Specialist health and safety consultancy SMTS is issuing a warning to transport company directors that “drama queen” so-called experts are using scare tactics to drum-up business.
The firm says that some unscrupulous consultants are exaggerating the risks to company directors of increasingly complex legislation, the compensation culture, and the rise of no-win, no-fee lawyers.
“Management by fear is not the route to a safer working environment,” said SMTS Managing Director Jamie Cliffe. “Our message to directors who are faced with consultants who are clearly trying to put the fear of God into them with talk of corporate manslaughter and jail sentences is that they should show them the door, and hold their nerve.”
“The law is becoming more complex, and companies are expected to be more diligent about issues relating to safety. But the objective is not to jail responsible directors of well-managed companies who make the occasional slip up – it is targeted at cowboys and incompetents who wilfully, or carelessly, put their employees at risk.”
Mr Cliffe started his company three years ago after 18 years working in both health and safety, and training. The firm uses behavioural change systems, training and consultancy to help its clients lead their employees to a more positive view of health and safety at work.
“We believe that if a workforce is working well together, and communicating efficiently, then safety awareness will follow and attitudes will change for the better,” he said.
“Unfortunately, selling this concept into a company requires greater advocacy skills and technical knowledge than is required if the objective is merely to frighten the client silly with over-stated risks. Enlightened clients, who approach the issue from an informed base, are already becoming wise to the problem.

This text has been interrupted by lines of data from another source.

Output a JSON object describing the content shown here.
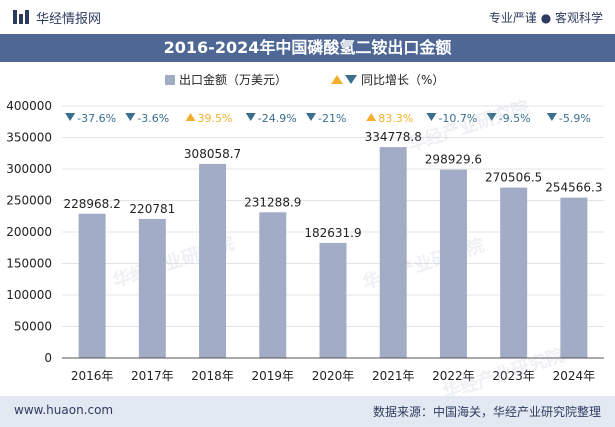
{
  "header": {
    "brand": "华经情报网",
    "slogan": "专业严谨 ● 客观科学"
  },
  "title": "2016-2024年中国磷酸氢二铵出口金额",
  "footer": {
    "left": "www.huaon.com",
    "right": "数据来源：中国海关，华经产业研究院整理"
  },
  "watermark": "华经产业研究院",
  "colors": {
    "bar": "#a2acc6",
    "down": "#3a6f8f",
    "up": "#f2b02e",
    "header_band": "#4e6795",
    "footer_band": "#e3e9f3"
  },
  "chart_data": {
    "type": "bar",
    "categories": [
      "2016年",
      "2017年",
      "2018年",
      "2019年",
      "2020年",
      "2021年",
      "2022年",
      "2023年",
      "2024年"
    ],
    "series": [
      {
        "name": "出口金额（万美元）",
        "values": [
          228968.2,
          220781,
          308058.7,
          231288.9,
          182631.9,
          334778.8,
          298929.6,
          270506.5,
          254566.3
        ],
        "labels": [
          "228968.2",
          "220781",
          "308058.7",
          "231288.9",
          "182631.9",
          "334778.8",
          "298929.6",
          "270506.5",
          "254566.3"
        ]
      },
      {
        "name": "同比增长（%）",
        "values": [
          -37.6,
          -3.6,
          39.5,
          -24.9,
          -21,
          83.3,
          -10.7,
          -9.5,
          -5.9
        ],
        "labels": [
          "-37.6%",
          "-3.6%",
          "39.5%",
          "-24.9%",
          "-21%",
          "83.3%",
          "-10.7%",
          "-9.5%",
          "-5.9%"
        ]
      }
    ],
    "yticks": [
      "0",
      "50000",
      "100000",
      "150000",
      "200000",
      "250000",
      "300000",
      "350000",
      "400000"
    ],
    "ylim": [
      0,
      400000
    ],
    "legend_position": "top"
  }
}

“Some of the selling messages we have come across amount to little more than ‘hire us, or you risk going to jail’, and the industry really does have to be a bit more sophisticated and grown up than that. It might work with some clients, at the moment, but in the long run people are going to see through it – and if we can help them to do so faster, we will.”
Much of the information sold by unscrupulous consultancies is available free of charge from Government agencies, or from the internet.
Mr Cliffe said that the transport industry was inherently risk laden, but that a responsible, professional and positive approach to the issue would steer most companies away from trouble.
SMTS currently employs only a dozen people, but says that figure will more than double by the end of the year on the back of work which has already been secured. The firm has offices in North Yorkshire and Hertfordshire, and covers the entire UK.